Not just the herpes scare. I turned 18 in 1985, and was still a virgin, mostly because of HIV. I wanted to be a full grown adult able to get my own condoms, medical advice, etc.-- plus the idea of telling the four parents in my life I had HIV or was pregnant was more than I could stomach.
Anyway, for relative DNA matches, you want, ideally for a man, a male relative on the paternal side. For the paternal side, they match the Y-chromosome, which is very slow-mutating so that related men have pretty much have the same Y-chromosome. FWIW, in establishing maternal relationships, they match mitochondrial DNA, which is inherited only from the mother, and is also very slow-mutating.
Chelsea would have neither a Y, nor mitochondrial DNA in common with her father, but her DNA could still be useful in showing a familial relationship, it would just have to be a more complex test. Matching Ys or mDNA are just easier tests. Like someone said, though, there’s always the possibility he didn’t father her. She looks too much like him, and I’m pretty sure he’s her father, but for legal reasons, I’ll bet her DNA would not be enough to fully establish paternity.
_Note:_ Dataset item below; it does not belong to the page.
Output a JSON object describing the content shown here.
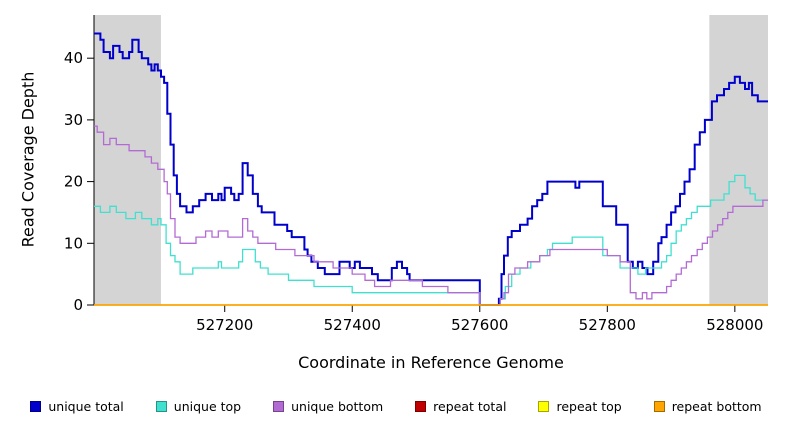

If he and his brother share the same father, you can match the Y, but if they share the same mother, you are out of luck: different Ys, and even though the brothers share mDNA, Clinton wouldn’t be expected to share it with the child in question.
A half-uncle would share some DNA, but I’m not sure how much, and whether it’s enough to rule Clinton in to the exclusion of enough other men to order a test on him.
This is the legal thicket: ultimately, you do need a test of Bill Clinton’s own DNA. A match that says Chelsea is the person’s half-sister is probably good enough to get a court order requiring Clinton to submit to a DNA test. A test from a half-brother with the same Y-chromosome that showed a Y-chromosome match (but that ruled out that brother himself) would probably also be enough, but something saying simply that the half-brother could not be excluded as a relative, without the Y match, might not be enough to compel a test from Clinton.
We don’t know what the mother has to say. Sometimes the mother’s affidavit is compelling all by itself (“He has a birthmark that looks like Florida on his junk”), and a judge will order the test based on that alone. Sometimes the alleged father has rebuttal evidence (“I had the flu the week she claims we took a road trip together, and here is a letter from my doctor at the time, and photocopies from my records”). This is where partial matches usually tip the scale in favor of getting the test done.
Disclaimer: IANAL, but I have helped people wade through the legal waters of establishing paternity when I did social work.
I see someone else has already answered the question of whether the man in question is Clinton’s son. I still wanted to go ahead and address the original query regarding what would be enough evidence to prove paternity.